Imagine if that bomber had made his way in to the Stade? Given the number of fans in the area, there's no doubt the casualties would have been much greater; the number of dead and wounded could easily have been on par with the Parisian concert hall massacre.
This was not, as some have suggested, the result of good luck or providence. The actions of the security guard were the result of years of training and refined security policies. Trust me, I know: As a board member of the National Center for Spectator Sports Safety and Security (NCS4), run out of the University of Mississippi, sports security officials across the globe have worked incredibly hard since 9/11 to massively increase security at stadiums.
The net result has been that stadiums are often inappropriately labeled as "soft" targets, meaning terrorists could easily strike there with devastating results. Here in the United States, sports leagues and their security leaders have spent the last 14-plus years working tirelessly to transform their venues into "hard" targets by exchanging best practices and ramping up security at all levels.
This has not been easy--as Jeffrey Miller, the Senior Vice President of Security for the NFL, noted on Sunday, security at stadiums is a careful balance between increased vigilance and ensuring a pleasant fan experience. That's certainly a true statement, particularly because turning a stadium into a de facto Fort Knox is a no-win situation.
Thankfully, sports leaders have invested a great amount of time and effort into the smart application of layers of security at their respective venues. That means that safety isn't measured by overly simplistic metrics such as the number of police present. Rather, it is determined by the overall security program and how well it addresses security at multiple locations.
Unfortunately, a few too many critics have been quick to skewer these increased security measures. Baseball, for instance, was criticized for installing metal detectors earlier this season at ballparks across the country. Skeptics argued that increased screening and searching of fans entering a ballpark would only lead to entrance delays, with no measurable impact on fan safety.

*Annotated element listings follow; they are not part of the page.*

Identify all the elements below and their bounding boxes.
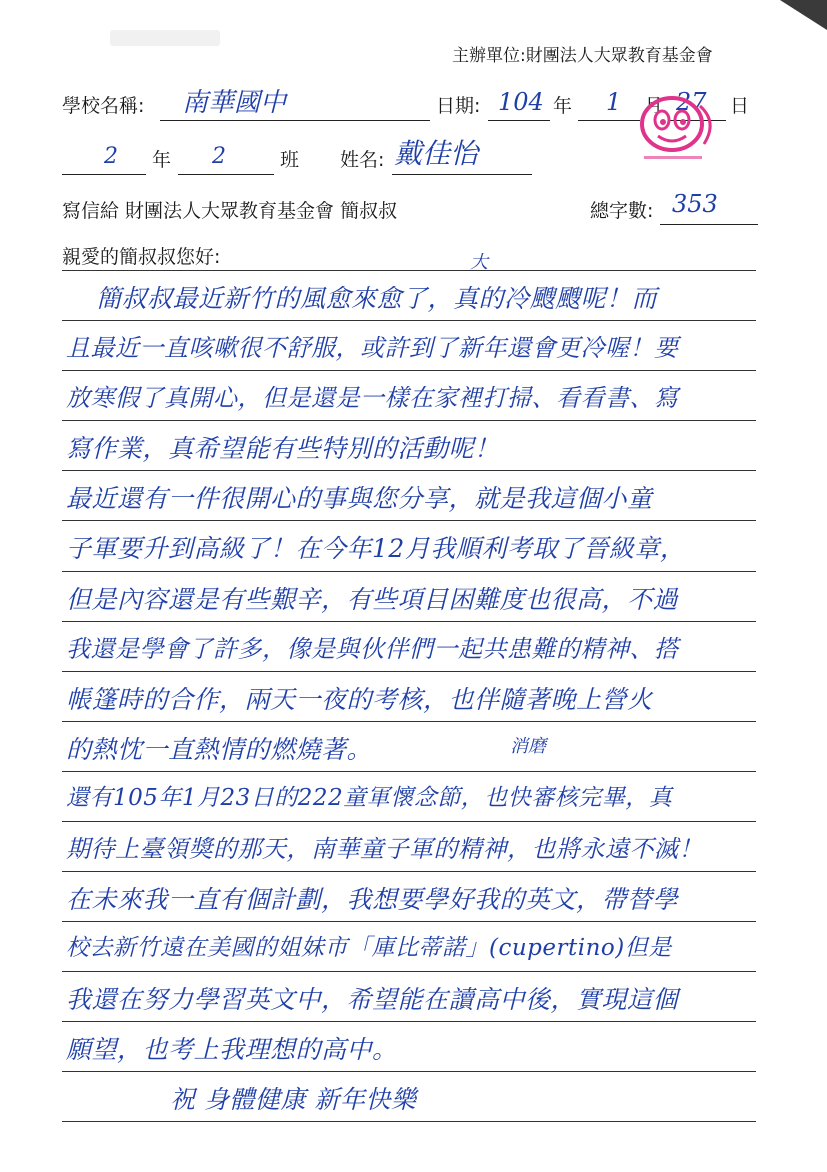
- name-label: 姓名:: [340, 149, 385, 171]
- ruled-line: [62, 871, 756, 872]
- ruled-line: [62, 370, 756, 371]
- ruled-line: [62, 721, 756, 722]
- ruled-line: [62, 1021, 756, 1022]
- day-value: 27: [676, 88, 707, 116]
- letter-line: 但是內容還是有些艱辛，有些項目困難度也很高，不過: [66, 585, 679, 614]
- insert-mark-mid: 消磨: [510, 736, 546, 757]
- folded-corner-icon: [780, 0, 827, 30]
- year-value: 104: [498, 88, 544, 116]
- ruled-line: [62, 571, 756, 572]
- ruled-line: [62, 470, 756, 471]
- wordcount-value: 353: [672, 190, 718, 218]
- organizer-text: 主辦單位:財團法人大眾教育基金會: [452, 46, 713, 66]
- letter-line: 最近還有一件很開心的事與您分享，就是我這個小童: [66, 484, 653, 513]
- grade-unit: 年: [152, 149, 172, 171]
- ruled-line: [62, 270, 756, 271]
- letter-line: 我還在努力學習英文中，希望能在讀高中後，實現這個: [66, 985, 679, 1014]
- smiley-stamp-icon: [632, 88, 724, 170]
- school-label: 學校名稱:: [62, 95, 145, 117]
- ruled-line: [62, 1071, 756, 1072]
- wordcount-underline: [660, 224, 758, 225]
- letter-line: 在未來我一直有個計劃，我想要學好我的英文，帶替學: [66, 885, 679, 914]
- letter-line: 帳篷時的合作，兩天一夜的考核，也伴隨著晚上營火: [66, 685, 653, 714]
- grade-underline: [62, 174, 146, 175]
- ruled-line: [62, 320, 756, 321]
- month-underline: [578, 120, 640, 121]
- letter-line: 還有105年1月23日的222童軍懷念節，也快審核完畢，真: [66, 785, 673, 811]
- salutation: 親愛的簡叔叔您好:: [62, 246, 221, 268]
- school-underline: [160, 120, 430, 121]
- letter-line: 子軍要升到高級了！在今年12月我順利考取了晉級章，: [66, 534, 686, 563]
- class-underline: [178, 174, 274, 175]
- letter-line: 校去新竹遠在美國的姐妹市「庫比蒂諾」(cupertino)但是: [66, 935, 672, 961]
- ruled-line: [62, 1121, 756, 1122]
- insert-mark-top: 大: [470, 252, 488, 273]
- year-unit: 年: [553, 95, 573, 117]
- ruled-line: [62, 821, 756, 822]
- ruled-line: [62, 771, 756, 772]
- month-unit: 月: [644, 95, 664, 117]
- ruled-line: [62, 420, 756, 421]
- scan-smudge: [110, 30, 220, 46]
- ruled-line: [62, 671, 756, 672]
- name-underline: [392, 174, 532, 175]
- ruled-line: [62, 971, 756, 972]
- letter-line: 簡叔叔最近新竹的風愈來愈了，真的冷颼颼呢！而: [96, 284, 658, 313]
- class-value: 2: [212, 144, 226, 169]
- letter-line: 的熱忱一直熱情的燃燒著。: [66, 735, 373, 764]
- letter-line: 且最近一直咳嗽很不舒服，或許到了新年還會更冷喔！要: [66, 334, 679, 362]
- letter-line: 願望，也考上我理想的高中。: [66, 1035, 398, 1064]
- letter-line: 我還是學會了許多，像是與伙伴們一起共患難的精神、搭: [66, 635, 679, 663]
- school-value: 南華國中: [182, 88, 287, 118]
- letter-line: 期待上臺領獎的那天，南華童子軍的精神，也將永遠不滅！: [66, 835, 703, 863]
- name-value: 戴佳怡: [394, 137, 479, 170]
- wordcount-label: 總字數:: [590, 200, 654, 222]
- date-label: 日期:: [436, 95, 481, 117]
- year-underline: [488, 120, 550, 121]
- ruled-line: [62, 921, 756, 922]
- recipient-line: 寫信給 財團法人大眾教育基金會 簡叔叔: [62, 200, 398, 222]
- grade-value: 2: [104, 144, 118, 169]
- class-unit: 班: [280, 149, 300, 171]
- letter-line: 寫作業，真希望能有些特別的活動呢！: [66, 434, 500, 463]
- day-unit: 日: [730, 95, 750, 117]
- ruled-line: [62, 520, 756, 521]
- closing-line: 祝 身體健康 新年快樂: [170, 1085, 417, 1114]
- month-value: 1: [606, 88, 622, 116]
- ruled-line: [62, 621, 756, 622]
- letter-line: 放寒假了真開心，但是還是一樣在家裡打掃、看看書、寫: [66, 384, 679, 412]
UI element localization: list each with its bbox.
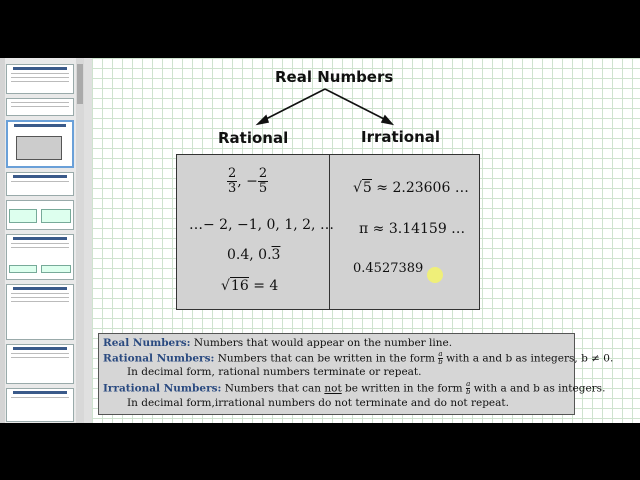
number-examples-box	[176, 154, 480, 310]
rational-decimals: 0.4, 0.3	[227, 247, 281, 263]
pane-separator	[84, 58, 92, 423]
thumbnail-page-7[interactable]	[6, 344, 74, 384]
app-window	[0, 58, 640, 423]
def-irrational-note: In decimal form,irrational numbers do not terminate and do not repeat.	[127, 397, 509, 409]
fraction-two-fifths: $\frac{2}{5}$	[258, 166, 268, 196]
fraction-two-thirds: $\frac{2}{3}$	[228, 166, 237, 196]
irrational-sqrt5: √5 ≈ 2.23606 …	[353, 180, 469, 196]
rational-sqrt16: √16 = 4	[221, 278, 279, 294]
thumbnail-page-3[interactable]	[6, 172, 74, 196]
thumbnail-page-4[interactable]	[6, 200, 74, 230]
page-thumbnail-pane	[0, 58, 85, 423]
rational-integers: …− 2, −1, 0, 1, 2, …	[189, 217, 334, 233]
label-irrational: Irrational	[361, 128, 441, 146]
document-page	[92, 58, 640, 423]
thumbnail-page-6[interactable]	[6, 284, 74, 340]
rational-fractions: $\frac{2}{3}$ , − $\frac{2}{5}$	[228, 166, 268, 196]
label-rational: Rational	[218, 129, 289, 147]
irrational-decimal: 0.4527389	[353, 261, 424, 276]
thumbnail-scrollbar[interactable]	[76, 58, 84, 423]
def-real: Real Numbers: Numbers that would appear on the number line.	[103, 337, 453, 349]
def-irrational: Irrational Numbers: Numbers that can not be written in the form $\frac{a}{b}$ with a and b as integers.	[103, 380, 606, 396]
thumbnail-page-5[interactable]	[6, 234, 74, 280]
def-rational-note: In decimal form, rational numbers terminate or repeat.	[127, 366, 422, 378]
definitions-box	[98, 333, 614, 415]
thumbnail-page-1[interactable]	[6, 64, 74, 94]
def-rational: Rational Numbers: Numbers that can be written in the form $\frac{a}{b}$ with a and b as integers, b ≠ 0.	[103, 350, 614, 366]
thumbnail-page-2-selected[interactable]	[6, 120, 74, 168]
thumbnail-page-8[interactable]	[6, 388, 74, 422]
scrollbar-thumb[interactable]	[77, 64, 83, 104]
cursor-highlight	[427, 267, 443, 283]
thumbnail-page-1b[interactable]	[6, 98, 74, 116]
title-real-numbers: Real Numbers	[275, 68, 394, 86]
irrational-pi: π ≈ 3.14159 …	[359, 221, 466, 237]
thumbnail-gutter	[0, 58, 5, 423]
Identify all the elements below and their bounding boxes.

The Stade de France patrons whose lives were saved as a result of just that kind of "theatrical" screening likely would beg to differ. (Full disclosure: I serve as counsel to Major League Baseball and participated in the development of MLB's fan screening policies).
The larger point is this: ISIS is far from invincible, and common sense security measures implemented in the past decade have made us safer than we realize. Are we immune from terrorist attacks? Absolutely not--anyone with enough motivation and time can cause chaos.
Thankfully, though, here in the U.S. and elsewhere security professionals are seeing the fruit of their hard work. Lives are being saved, and lessons are already being implemented to help increase security and to minimize the likelihood of another tragedy. Let's all be thankful for that.